何清湖尤其注意到,馬王堆醫學文化在內容上重視“精、氣、神”的養生思想,對現代養生保健具有重要的指導意義和參考價值。
馬王堆醫學文化,需要被推向世人。抱著這樣的信念,何清湖于2009年編著出版了《馬王堆古漢養生大講堂》,獲得中華中醫藥學會科學技術獎二等獎以及湖南省優秀科普作品獎,并在2014年參與主編《馬王堆醫方釋義》。
在成果轉化方面,除了養生保健食品“古漢養生精”,湖南省博物館也在陸續開發香囊、香皂、藥枕等多種相關文創產品,其中何清湖聯合省博物館開發的“馬王堆養生文化及養生藥枕的開發應用研究”獲得湖南省科學技術進步獎三等獎。
但何清湖還是覺得不夠,“研究、開發、宣傳的力度、廣度和深度都還不夠。”于是他開始廣泛呼吁加快推動馬王堆醫學文化研究與轉化,并充分利用自己湖南省政協委員的身份,在2019年與2022年先后提交了相關政協提案。
2022年中共中央辦公廳、國務院辦公廳印發《關于推進新時代古籍工作的意見》,提出“加快古籍資源轉化利用”。時機正好,在推動中醫古籍文獻的創造性轉化和創新性發展方向上,何清湖更加堅定了信心,將會繼續致力于馬王堆醫書系列的研究創新與傳播轉化。

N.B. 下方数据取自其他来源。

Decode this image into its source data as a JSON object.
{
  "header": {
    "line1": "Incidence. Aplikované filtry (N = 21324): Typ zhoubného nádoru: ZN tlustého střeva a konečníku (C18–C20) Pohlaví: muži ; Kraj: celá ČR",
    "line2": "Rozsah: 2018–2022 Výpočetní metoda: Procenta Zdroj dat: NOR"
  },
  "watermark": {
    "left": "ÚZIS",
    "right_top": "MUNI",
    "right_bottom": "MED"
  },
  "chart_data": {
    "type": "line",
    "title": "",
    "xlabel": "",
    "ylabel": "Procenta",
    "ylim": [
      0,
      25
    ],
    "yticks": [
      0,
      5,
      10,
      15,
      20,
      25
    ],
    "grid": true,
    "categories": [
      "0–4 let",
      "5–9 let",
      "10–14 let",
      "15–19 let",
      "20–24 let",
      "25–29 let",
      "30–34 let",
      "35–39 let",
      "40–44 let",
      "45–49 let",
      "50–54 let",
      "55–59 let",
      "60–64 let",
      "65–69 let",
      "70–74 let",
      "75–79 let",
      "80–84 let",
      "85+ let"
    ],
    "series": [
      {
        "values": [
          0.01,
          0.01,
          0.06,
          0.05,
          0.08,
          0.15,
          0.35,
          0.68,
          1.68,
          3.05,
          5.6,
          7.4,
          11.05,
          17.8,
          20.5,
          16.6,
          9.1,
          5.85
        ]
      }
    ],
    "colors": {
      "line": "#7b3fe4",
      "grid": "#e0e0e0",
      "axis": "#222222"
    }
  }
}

“中醫不只是防病治病的知識體系,它也是一種文化,而文獻是它的基礎載體。”何清湖認為,中醫藥文化與中華優秀文化有著共同的精神密碼。
光陰流轉,千年一瞬,當一部部中醫古籍被拂去塵灰,中醫藥文化的脈絡與內涵重現世人眼前。無數先人嘔心瀝血得出的實踐經驗和理論智慧,與何清湖這樣一群人身上深厚的學術底蘊及“敢為人先”的精神底蘊,穿越千年,在此刻交匯。路漫漫其修遠兮,然中醫藥文化之“精氣神”,因始終有人前仆后繼,終將生生不息。